If you’re a landlord in the capital specifically, it’s worth reading a dedicated resource on the electrical safety certificate London requirements, since local housing authorities can vary slightly in how they enforce remedial notices and timescales.

EICR Testing: What Actually Happens During an Inspection

EICR testing typically takes anywhere from one to three hours for a standard flat or house, depending on the size of the property and the age of the wiring. The electrician will usually:

  1. Visually inspect the consumer unit, sockets, switches, and visible cabling
  2. Carry out dead testing (with the power off) to check continuity, insulation resistance, and polarity
  3. Carry out live testing to check earth fault loop impedance and RCD operation
  4. Record every observation against the BS7671 electrical safety certificate coding system
  5. Issue the finished EICR report, along with a written summary of any remedial work needed

Older properties, particularly Victorian and Edwardian conversions common across Central London, often throw up more C3 and FI observations simply because older cabling and consumer units don’t meet current standards — even if nothing is actually dangerous. This is a normal part of an EICR inspection and doesn’t necessarily mean a costly rewire is needed.

How Much Does an EICR Certificate Cost in London?

Pricing varies by property size, number of circuits, and accessibility, but landlords and homeowners searching for EICR London providers should expect studio flats and one-bedroom properties to sit at the lower end of the pricing scale, with larger houses and HMOs costing more due to the additional circuits and higher testing time involved. Always ask for a fixed, itemised quote before booking, and confirm whether remedial work is priced separately.

Electrical Safety Certificate for Landlords vs. Homeowners

While the legal obligation applies specifically to the private rented sector, an electrical safety certificate landlord duty shouldn’t be confused with a purely optional check for owner-occupiers. Homeowners aren’t legally required to hold an EICR, but many choose to get one:

  • Before buying or selling a property, as part of due diligence
  • After inheriting or renovating an older property
  • Ahead of a remortgage, where some lenders now ask for evidence of electrical safety
  • Simply for peace of mind, particularly in a property with older wiring

EICR and Fire Risk Assessment: Related but Different

It’s worth clearing up a common point of confusion: an EICR Certificate is not the same as a Fire Risk Assessment. An EICR focuses specifically on the condition of the fixed electrical installation, while a Fire Risk Assessment takes a much broader view of fire hazards across a whole building — covering escape routes, fire doors, alarm systems, and management procedures.

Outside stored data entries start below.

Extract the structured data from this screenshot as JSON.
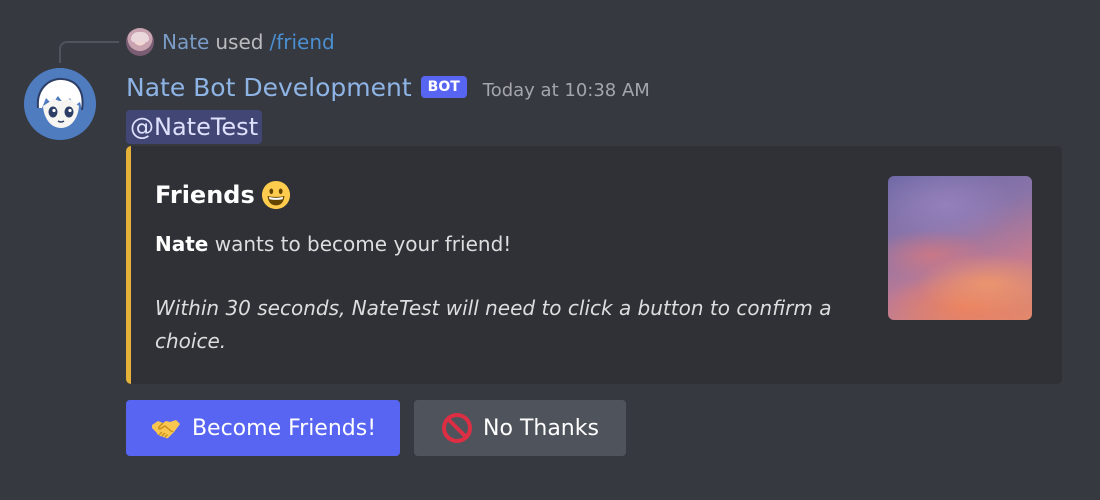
{
  "reply": {
    "name": "Nate",
    "used": "used",
    "command": "/friend"
  },
  "message": {
    "author": "Nate Bot Development",
    "bot_tag": "BOT",
    "timestamp": "Today at 10:38 AM",
    "mention": "@NateTest"
  },
  "embed": {
    "accent_color": "#e4b139",
    "title": "Friends",
    "title_emoji": "grinning-face-icon",
    "desc_name": "Nate",
    "desc_rest": " wants to become your friend!",
    "note": "Within 30 seconds, NateTest will need to click a button to confirm a choice."
  },
  "buttons": {
    "primary": {
      "label": "Become Friends!",
      "icon": "handshake-icon",
      "color": "#5865f2"
    },
    "secondary": {
      "label": "No Thanks",
      "icon": "prohibited-icon",
      "color": "#4f545c"
    }
  }
}
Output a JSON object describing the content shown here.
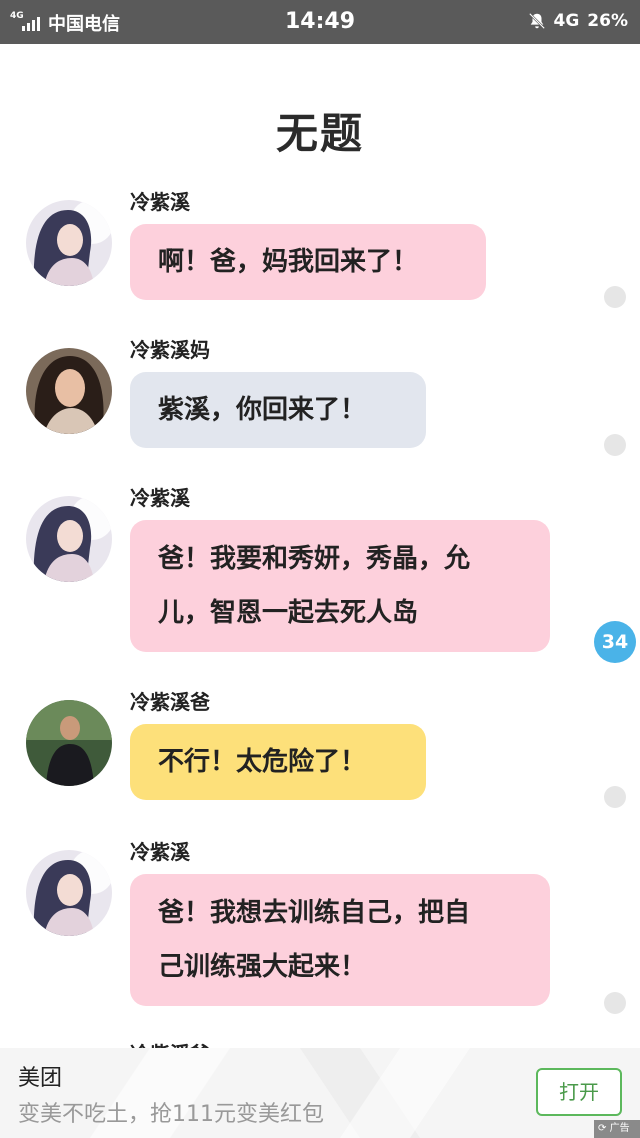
{
  "status_bar": {
    "network": "4G",
    "carrier": "中国电信",
    "time": "14:49",
    "network_right": "4G",
    "battery": "26%"
  },
  "title": "无题",
  "messages": [
    {
      "name": "冷紫溪",
      "text": "啊！爸，妈我回来了！",
      "color": "#fdd0dc"
    },
    {
      "name": "冷紫溪妈",
      "text": "紫溪，你回来了！",
      "color": "#e2e6ee"
    },
    {
      "name": "冷紫溪",
      "line1": "爸！我要和秀妍，秀晶，允",
      "line2": "儿，智恩一起去死人岛",
      "color": "#fdd0dc"
    },
    {
      "name": "冷紫溪爸",
      "text": "不行！太危险了！",
      "color": "#fde07a"
    },
    {
      "name": "冷紫溪",
      "line1": "爸！我想去训练自己，把自",
      "line2": "己训练强大起来！",
      "color": "#fdd0dc"
    },
    {
      "name": "冷紫溪爸"
    }
  ],
  "comment_badge": "34",
  "ad": {
    "name": "美团",
    "description": "变美不吃土，抢111元变美红包",
    "button": "打开",
    "tag": "广告"
  }
}
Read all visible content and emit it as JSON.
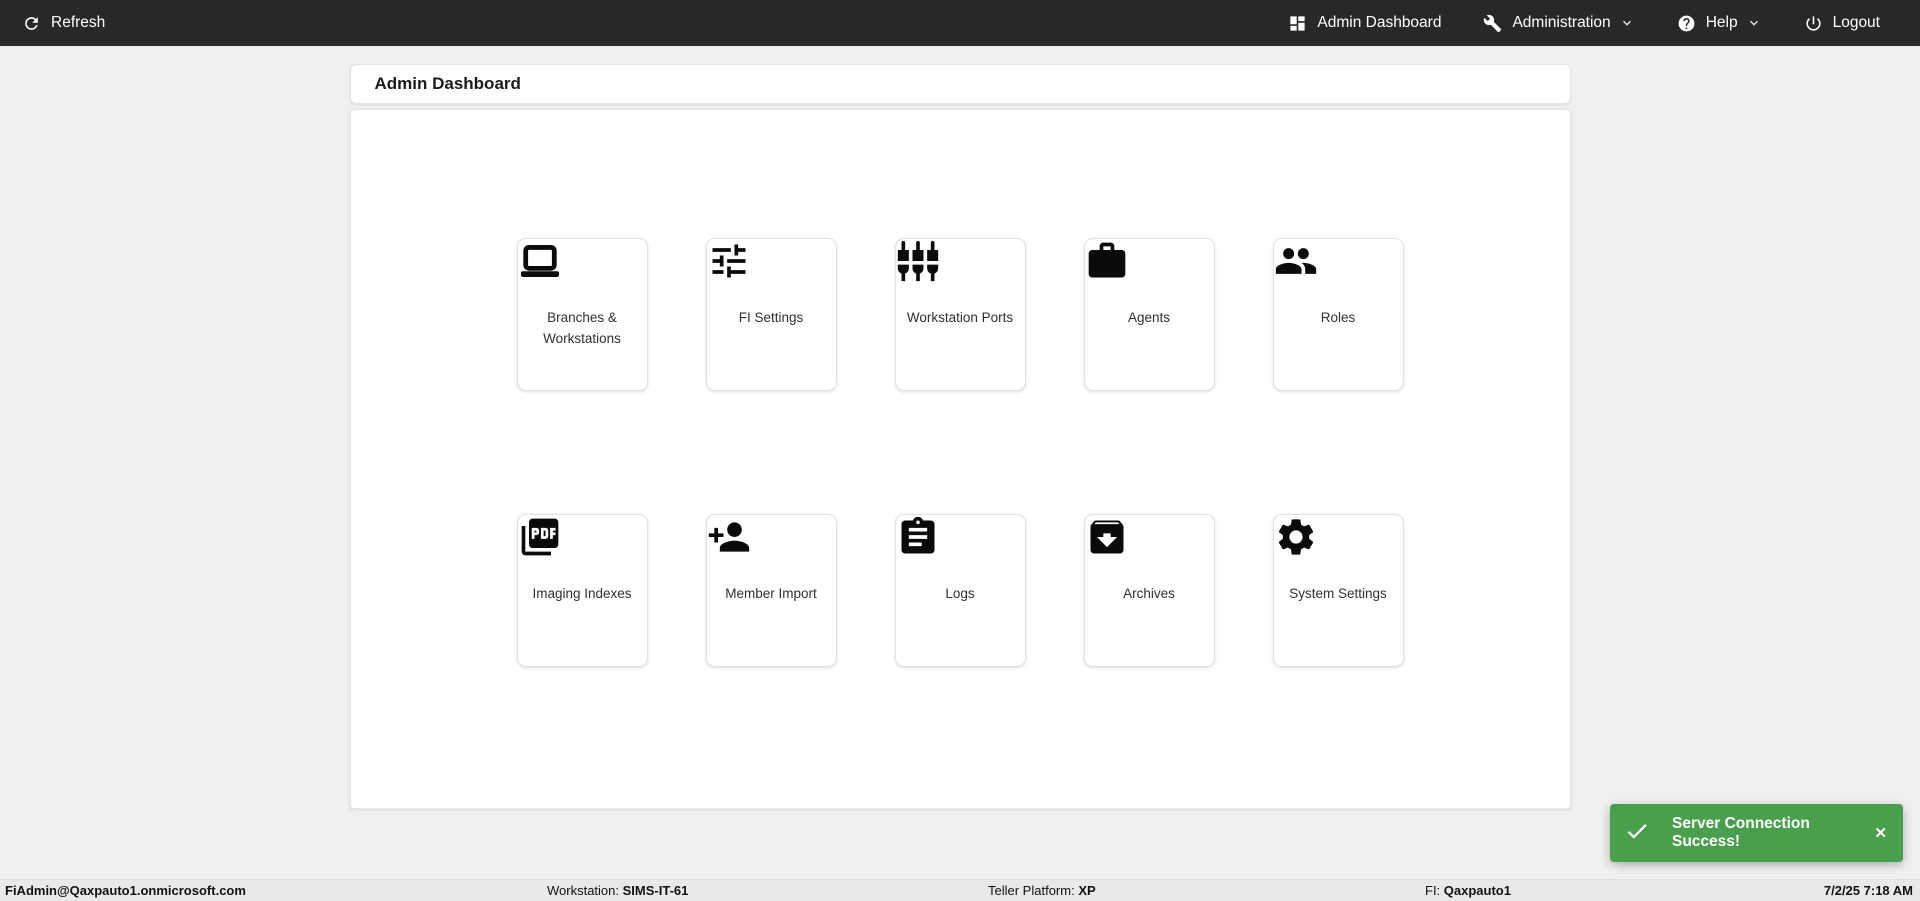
{
  "topbar": {
    "refresh_label": "Refresh",
    "nav": [
      {
        "label": "Admin Dashboard",
        "icon": "dashboard-icon",
        "has_chevron": false
      },
      {
        "label": "Administration",
        "icon": "wrench-icon",
        "has_chevron": true
      },
      {
        "label": "Help",
        "icon": "help-icon",
        "has_chevron": true
      },
      {
        "label": "Logout",
        "icon": "power-icon",
        "has_chevron": false
      }
    ]
  },
  "page": {
    "title": "Admin Dashboard"
  },
  "tiles": [
    {
      "label": "Branches & Workstations",
      "icon": "laptop-icon"
    },
    {
      "label": "FI Settings",
      "icon": "tune-icon"
    },
    {
      "label": "Workstation Ports",
      "icon": "input-component-icon"
    },
    {
      "label": "Agents",
      "icon": "briefcase-icon"
    },
    {
      "label": "Roles",
      "icon": "people-icon"
    },
    {
      "label": "Imaging Indexes",
      "icon": "pdf-icon"
    },
    {
      "label": "Member Import",
      "icon": "person-add-icon"
    },
    {
      "label": "Logs",
      "icon": "clipboard-icon"
    },
    {
      "label": "Archives",
      "icon": "archive-icon"
    },
    {
      "label": "System Settings",
      "icon": "gear-icon"
    }
  ],
  "toast": {
    "message": "Server Connection Success!",
    "close_label": "✕",
    "icon": "check-icon",
    "color": "#4a9f4d"
  },
  "statusbar": {
    "user": "FiAdmin@Qaxpauto1.onmicrosoft.com",
    "workstation_label": "Workstation:",
    "workstation": "SIMS-IT-61",
    "teller_platform_label": "Teller Platform:",
    "teller_platform": "XP",
    "fi_label": "FI:",
    "fi": "Qaxpauto1",
    "datetime": "7/2/25 7:18 AM"
  },
  "colors": {
    "topbar_bg": "#282828",
    "page_bg": "#f0f0f0",
    "statusbar_bg": "#e9e9e9",
    "toast_green": "#4a9f4d",
    "icon_black": "#0a0a0a"
  }
}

For landlords with HMOs or blocks of flats, both documents are often needed side by side, since electrical faults are one of the leading causes of accidental house fires in the UK, but they are assessed through entirely separate processes.

Finding a Reliable EICR Provider

Because an EICR Certificate carries legal weight, it’s worth being selective about who carries out the work. Look for:

  • NICEIC or NAPIT registration — the two main competent person schemes for electrical work in the UK
  • Adequate public liability insurance, ideally in the millions rather than thousands
  • A clear, itemised report, not a vague pass/fail with no supporting detail
  • Transparency around remedial work, since a small number of providers have been known to over-report faults to upsell additional work — a legitimate, well-reviewed electrician should be able to explain every observation clearly

For those specifically searching for EICR London services, providers such as Liviosiv offer local inspection and testing across the city, which is worth a look alongside other registered local electricians when comparing quotes.

Final Thoughts

An EICR Certificate isn’t just a box-ticking exercise — it’s a legal safeguard for tenants and a genuine safety check for any property owner. Whether you’re a landlord working through a five-yearly renewal, a homeowner tackling an older property, or simply comparing electrical installation condition report certificate providers across London, the key is choosing a properly accredited electrician and keeping your paperwork up to date well before any deadline creeps up on you.